Advisory Committee: Erica Pratt, PhD – BU BME (Chair) Alexander Green, PhD – BU BME (Co-Advisor) Mark Grinstaff, PhD – BU BME, CHEM, MSE, MED (Co-Advisor) Aurelie Edwards, PhD – BU BME John Ngo, PhD – BU BME Paula Hammond, PhD – MIT ChemE
Abstract: Synthetic biology tools have become increasingly useful due to their ability to sense and respond to virtually any combination of physical, chemical, and biological inputs (flexibility) with low interference from their background (specificity). However, efforts to deploy these tools are often limited by living cells’ high degrees of complexity and randomness, which eventually lead to loss of system controllability and predictability and pose bio-contaminant risks if mishandled. Minimal synthetic cells, micron-size vesicles composed of the smallest number of genes necessary to sustain living functions, offer a convenient platform to engineer robust and stably deterministic biological outcomes. Efforts to study these platforms have yielded minimal cells able to (i) report on environmental factors using RNA-based biosensors, (ii) allow selective transport of small molecules across the cell wall using selective transport proteins, (iii) organize division rings necessary for reproduction, at specific locations within the cell wall, and (iv) produce adenosine triphosphate (ATP) as an energy source that can be used for downstream processes, to name a few.

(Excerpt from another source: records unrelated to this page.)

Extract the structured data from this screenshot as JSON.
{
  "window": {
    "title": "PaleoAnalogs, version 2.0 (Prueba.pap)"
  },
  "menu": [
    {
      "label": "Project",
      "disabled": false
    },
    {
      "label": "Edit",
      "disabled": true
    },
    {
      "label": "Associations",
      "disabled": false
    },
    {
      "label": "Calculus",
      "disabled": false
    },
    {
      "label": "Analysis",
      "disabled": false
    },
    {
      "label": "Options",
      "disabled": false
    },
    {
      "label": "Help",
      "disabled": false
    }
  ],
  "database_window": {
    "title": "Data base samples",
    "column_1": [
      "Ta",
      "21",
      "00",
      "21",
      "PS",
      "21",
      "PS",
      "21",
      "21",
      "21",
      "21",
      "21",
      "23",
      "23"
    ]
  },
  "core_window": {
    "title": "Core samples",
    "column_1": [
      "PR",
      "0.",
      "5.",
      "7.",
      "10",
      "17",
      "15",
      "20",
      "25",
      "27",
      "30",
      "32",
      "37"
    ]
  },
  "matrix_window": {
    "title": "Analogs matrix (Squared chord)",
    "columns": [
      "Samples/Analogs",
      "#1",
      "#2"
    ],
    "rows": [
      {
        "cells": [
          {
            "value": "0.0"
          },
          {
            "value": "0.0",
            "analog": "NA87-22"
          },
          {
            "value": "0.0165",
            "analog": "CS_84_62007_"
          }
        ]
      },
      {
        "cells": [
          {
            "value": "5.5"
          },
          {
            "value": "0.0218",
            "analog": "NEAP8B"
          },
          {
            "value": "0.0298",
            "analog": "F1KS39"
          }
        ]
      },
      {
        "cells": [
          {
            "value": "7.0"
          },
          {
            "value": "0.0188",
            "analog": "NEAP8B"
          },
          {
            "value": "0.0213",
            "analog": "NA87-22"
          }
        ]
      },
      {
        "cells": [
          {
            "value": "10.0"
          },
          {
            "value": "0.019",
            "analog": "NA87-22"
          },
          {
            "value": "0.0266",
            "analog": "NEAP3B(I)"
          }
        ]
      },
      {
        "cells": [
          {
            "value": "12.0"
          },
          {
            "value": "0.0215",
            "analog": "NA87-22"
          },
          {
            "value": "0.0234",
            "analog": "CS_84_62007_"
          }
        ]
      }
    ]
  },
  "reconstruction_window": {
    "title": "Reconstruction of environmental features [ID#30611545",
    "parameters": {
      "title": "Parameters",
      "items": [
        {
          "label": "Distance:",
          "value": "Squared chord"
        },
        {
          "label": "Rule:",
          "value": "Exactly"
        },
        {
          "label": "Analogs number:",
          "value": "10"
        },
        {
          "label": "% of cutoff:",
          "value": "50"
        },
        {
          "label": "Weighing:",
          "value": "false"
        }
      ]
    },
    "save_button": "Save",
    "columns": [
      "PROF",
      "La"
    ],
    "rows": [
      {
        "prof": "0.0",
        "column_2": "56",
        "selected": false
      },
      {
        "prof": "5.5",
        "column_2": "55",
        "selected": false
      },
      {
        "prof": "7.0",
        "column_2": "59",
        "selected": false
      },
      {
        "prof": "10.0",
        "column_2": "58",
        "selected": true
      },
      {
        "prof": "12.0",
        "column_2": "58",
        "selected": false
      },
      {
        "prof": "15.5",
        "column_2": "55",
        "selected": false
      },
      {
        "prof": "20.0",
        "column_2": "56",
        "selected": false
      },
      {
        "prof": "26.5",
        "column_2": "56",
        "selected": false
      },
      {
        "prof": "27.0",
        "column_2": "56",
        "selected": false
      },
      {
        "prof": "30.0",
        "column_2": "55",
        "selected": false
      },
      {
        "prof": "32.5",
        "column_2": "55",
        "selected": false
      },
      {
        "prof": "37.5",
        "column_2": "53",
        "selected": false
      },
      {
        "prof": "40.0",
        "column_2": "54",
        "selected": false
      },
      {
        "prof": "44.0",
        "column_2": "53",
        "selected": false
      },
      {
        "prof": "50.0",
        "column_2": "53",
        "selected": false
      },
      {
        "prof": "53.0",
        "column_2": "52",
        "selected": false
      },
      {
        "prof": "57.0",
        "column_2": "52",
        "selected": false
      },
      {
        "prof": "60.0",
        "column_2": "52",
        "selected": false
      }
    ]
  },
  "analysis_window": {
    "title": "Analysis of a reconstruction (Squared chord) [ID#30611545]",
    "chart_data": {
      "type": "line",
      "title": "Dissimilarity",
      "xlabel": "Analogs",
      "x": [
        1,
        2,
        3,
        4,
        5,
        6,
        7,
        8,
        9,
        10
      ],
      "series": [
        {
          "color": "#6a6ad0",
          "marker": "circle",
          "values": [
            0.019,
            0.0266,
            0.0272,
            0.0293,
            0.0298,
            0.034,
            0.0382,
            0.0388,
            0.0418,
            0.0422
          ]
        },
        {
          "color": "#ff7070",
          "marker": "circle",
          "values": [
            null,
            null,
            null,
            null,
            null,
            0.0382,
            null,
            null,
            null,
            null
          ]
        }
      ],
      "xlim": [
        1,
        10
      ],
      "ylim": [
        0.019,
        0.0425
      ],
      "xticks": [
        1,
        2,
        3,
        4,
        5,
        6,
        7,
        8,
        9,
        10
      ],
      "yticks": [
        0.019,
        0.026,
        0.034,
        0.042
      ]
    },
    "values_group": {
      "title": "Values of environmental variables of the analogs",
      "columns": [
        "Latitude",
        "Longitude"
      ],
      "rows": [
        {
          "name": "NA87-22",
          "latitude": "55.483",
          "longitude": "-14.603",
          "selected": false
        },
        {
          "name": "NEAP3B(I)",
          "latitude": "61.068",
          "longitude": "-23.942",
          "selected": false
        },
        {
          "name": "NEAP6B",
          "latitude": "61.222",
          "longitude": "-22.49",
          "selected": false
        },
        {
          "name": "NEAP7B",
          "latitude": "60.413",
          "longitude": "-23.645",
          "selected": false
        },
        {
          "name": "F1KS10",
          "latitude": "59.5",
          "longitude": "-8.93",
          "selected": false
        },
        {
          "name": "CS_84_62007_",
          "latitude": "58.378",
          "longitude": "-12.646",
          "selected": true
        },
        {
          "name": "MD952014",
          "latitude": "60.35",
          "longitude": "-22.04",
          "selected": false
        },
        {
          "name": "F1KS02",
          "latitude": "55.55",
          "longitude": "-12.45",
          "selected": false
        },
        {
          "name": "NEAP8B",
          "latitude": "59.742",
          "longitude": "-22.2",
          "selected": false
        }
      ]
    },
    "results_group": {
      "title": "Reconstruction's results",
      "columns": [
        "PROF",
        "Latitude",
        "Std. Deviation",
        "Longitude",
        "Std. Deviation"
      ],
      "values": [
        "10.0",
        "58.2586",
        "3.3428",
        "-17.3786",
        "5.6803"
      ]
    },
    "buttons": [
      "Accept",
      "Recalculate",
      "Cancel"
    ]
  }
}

In this work, we will engineer artificial cells, endowed with passive or active diffusion transmembrane transporters, which house environment-sensing riboswitches useful for water contaminant detection. We chose this application due to its severity: in 2019, deaths due to unsafe drinking water sources ranked #14 worldwide, ending the lives of 1.23 million people. Water contamination is a human and economic health crisis. Classical contaminants include heavy metals and pharmaceuticals, and emerging contaminants include per- and poly-fluoroalkyl substances (PFAS, i.e. “forever chemicals”). To date, deployment of rationally designed riboswitches against water contaminants has not been broadly realized, as sample preparation and removal of RNA degradants (e.g. RNAses), which abound in water samples, is nontrivial; testing of such samples would result in premature biosensor degradation and loss of signal. By encapsulating our riboswitches in artificial cells, we will protect them from environmental degradants. Moreover, we can reconstitute transport proteins across the lipid bilayer, endowing our biosensor with size or chemistry selectivity, and the ability to transport molecules uphill their chemical concentration gradient. As a result, we can expand riboswitches’ performance to lower analyte concentration ranges. Throughout Aim 1 of this work, we will rationally design and test an RNA-based aptaswitch sensor for heavy metal sensing. In Aim 2, we will optimize (a) the riboswitch encapsulation method and (b) the liposomal protein decoration method, which will allow us to demonstrate the expanded riboswitch performance. Finally, in Aim 3, we will demonstrate the generalizability of this biosensor design process by creating a broad PFAS detector.Successful completion of this work will advance point-of-care testing of water contaminants, broaden RNA aptaswitch device functionality within complex water matrices, and allow these devices to detect contaminants at relevant, low concentration levels.